Favre, 48, has become an advocate for concussion research and said he had three or four known concussions during his lengthy career, which spanned 302 regular-season games and 24 in the postseason.
“But as we’re learning about concussions,” he told Kelly, “there’s a term we use in football and maybe other sports, that I got `dinged.’ When you have ringing of the ears, seeing stars, that is a concussion.
“If that’s a concussion, then I’ve had hundreds, probably thousands, throughout my career, which is frightening.”
Favre added that he worries about developing chronic traumatic encephalopathy (CTE) as he ages.
“My football career has meant a great deal to me and has provided a lot of things, a lot of joy not only for me, but for my family,” Favre said. “Now, my family doesn’t have to face the physical problems that could potentially arise, or the mental problems that could, but they are directly associated with me in that regard. It’s kind of a blessing and a curse.

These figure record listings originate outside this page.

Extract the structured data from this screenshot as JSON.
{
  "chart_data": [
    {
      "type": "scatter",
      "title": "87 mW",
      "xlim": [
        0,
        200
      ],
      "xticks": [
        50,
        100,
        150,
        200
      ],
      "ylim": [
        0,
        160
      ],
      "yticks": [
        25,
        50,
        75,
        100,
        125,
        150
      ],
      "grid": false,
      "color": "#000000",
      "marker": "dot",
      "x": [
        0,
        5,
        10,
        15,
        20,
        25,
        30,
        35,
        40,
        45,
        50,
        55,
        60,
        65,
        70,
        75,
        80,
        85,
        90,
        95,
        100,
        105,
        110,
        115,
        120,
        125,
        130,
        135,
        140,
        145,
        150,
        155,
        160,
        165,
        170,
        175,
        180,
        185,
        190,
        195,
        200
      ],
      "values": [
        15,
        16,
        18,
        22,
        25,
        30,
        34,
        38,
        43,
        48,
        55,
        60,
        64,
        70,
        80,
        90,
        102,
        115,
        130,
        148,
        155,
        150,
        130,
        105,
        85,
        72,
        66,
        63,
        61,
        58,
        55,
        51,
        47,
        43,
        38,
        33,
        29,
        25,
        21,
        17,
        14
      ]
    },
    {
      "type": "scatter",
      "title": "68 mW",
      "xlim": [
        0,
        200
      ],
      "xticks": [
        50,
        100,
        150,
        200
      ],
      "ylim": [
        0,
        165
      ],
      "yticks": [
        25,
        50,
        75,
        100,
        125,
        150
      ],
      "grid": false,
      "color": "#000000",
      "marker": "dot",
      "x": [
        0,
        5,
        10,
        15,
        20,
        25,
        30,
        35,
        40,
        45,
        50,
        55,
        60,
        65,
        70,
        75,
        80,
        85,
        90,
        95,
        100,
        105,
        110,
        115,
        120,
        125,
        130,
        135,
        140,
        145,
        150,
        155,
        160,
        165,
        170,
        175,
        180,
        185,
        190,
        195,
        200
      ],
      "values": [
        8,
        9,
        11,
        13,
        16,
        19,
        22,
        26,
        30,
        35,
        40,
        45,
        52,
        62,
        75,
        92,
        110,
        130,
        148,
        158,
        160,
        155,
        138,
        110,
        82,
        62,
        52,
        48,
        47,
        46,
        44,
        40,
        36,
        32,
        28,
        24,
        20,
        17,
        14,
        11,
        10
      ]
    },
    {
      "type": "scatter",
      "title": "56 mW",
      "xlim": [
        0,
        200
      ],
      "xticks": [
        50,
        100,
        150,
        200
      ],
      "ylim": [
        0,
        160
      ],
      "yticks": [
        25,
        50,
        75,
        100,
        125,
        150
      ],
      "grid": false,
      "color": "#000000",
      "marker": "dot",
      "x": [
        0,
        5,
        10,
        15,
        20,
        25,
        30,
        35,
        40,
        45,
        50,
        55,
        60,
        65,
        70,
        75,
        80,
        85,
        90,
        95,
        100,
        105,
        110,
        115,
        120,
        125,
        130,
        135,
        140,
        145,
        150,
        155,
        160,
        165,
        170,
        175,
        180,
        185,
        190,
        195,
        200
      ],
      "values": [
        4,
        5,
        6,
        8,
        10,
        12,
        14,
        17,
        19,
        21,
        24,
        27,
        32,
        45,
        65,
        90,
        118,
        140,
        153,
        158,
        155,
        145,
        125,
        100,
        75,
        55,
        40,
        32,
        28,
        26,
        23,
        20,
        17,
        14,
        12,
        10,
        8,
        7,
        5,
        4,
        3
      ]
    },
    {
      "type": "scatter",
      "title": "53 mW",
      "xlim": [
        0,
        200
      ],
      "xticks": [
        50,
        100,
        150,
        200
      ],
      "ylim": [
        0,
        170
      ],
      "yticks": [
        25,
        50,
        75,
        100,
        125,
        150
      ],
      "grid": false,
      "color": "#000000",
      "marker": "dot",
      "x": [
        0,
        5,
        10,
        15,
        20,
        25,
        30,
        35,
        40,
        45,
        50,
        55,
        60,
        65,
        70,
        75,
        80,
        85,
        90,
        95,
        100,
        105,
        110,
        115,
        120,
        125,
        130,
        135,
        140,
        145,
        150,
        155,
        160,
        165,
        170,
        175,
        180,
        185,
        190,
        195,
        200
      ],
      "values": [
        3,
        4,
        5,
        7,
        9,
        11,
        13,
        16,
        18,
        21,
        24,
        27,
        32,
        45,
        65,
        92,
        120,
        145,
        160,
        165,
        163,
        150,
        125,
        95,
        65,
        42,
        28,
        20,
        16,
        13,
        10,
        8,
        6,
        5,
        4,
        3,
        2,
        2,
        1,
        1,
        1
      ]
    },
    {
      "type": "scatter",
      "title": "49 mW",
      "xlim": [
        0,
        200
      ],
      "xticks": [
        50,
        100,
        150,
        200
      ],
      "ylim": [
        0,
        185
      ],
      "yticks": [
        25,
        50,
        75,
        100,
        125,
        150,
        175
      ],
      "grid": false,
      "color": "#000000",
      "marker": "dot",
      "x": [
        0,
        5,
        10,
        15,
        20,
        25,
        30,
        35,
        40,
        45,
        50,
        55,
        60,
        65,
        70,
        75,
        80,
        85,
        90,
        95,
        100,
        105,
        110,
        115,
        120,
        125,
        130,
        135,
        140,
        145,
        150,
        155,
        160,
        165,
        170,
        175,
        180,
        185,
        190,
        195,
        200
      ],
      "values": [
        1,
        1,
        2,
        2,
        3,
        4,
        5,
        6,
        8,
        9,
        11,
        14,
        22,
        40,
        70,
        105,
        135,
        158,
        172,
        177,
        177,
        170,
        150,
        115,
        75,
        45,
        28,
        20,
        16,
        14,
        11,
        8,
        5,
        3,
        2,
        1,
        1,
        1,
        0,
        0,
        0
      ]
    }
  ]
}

“I grew up playing football. My dad was the coach, he was tough on me, he was a hard-nosed, just in-your-face-type of guy, and he didn’t know what concussions were about. We knew basically what a concussion was, but the thought process in those days was you would never come out of a game or practice because you had a little head ding. You would be considered, for lack of a better term, a sissy.
“My point in this is 30 years ago, there wasn’t a problem in anyone’s mind from playing football. It was just a matter of being tough, and the ones who stuck it out and made the most of it. Now, what we know, is it has nothing to do with toughness and that’s a lot scarier. So I look at my career as something wonderful. I didn’t know; had I known in Year 5, I would have looked at my future a bit closer as my career unfolded.”
Favre appeared on Kelly’s program with three other retired star athletes: soccer’s Abby Wambach, baseball’s David Ross and Favre’s fellow Pro Football Hall of Famer and former teammate Kurt Warner. All four have invested in a company developing a concussion-treatment drug that is not yet approved by the Food and Drug Administration.
Favre said he would not encourage youngsters to play football.
“The brain and just the skull itself, for (8- to 15-year-olds), and maybe even older, is not developed enough and they should not be playing tackle football,” Favre said. “We should protect them, especially when there is no treatment solution out there.”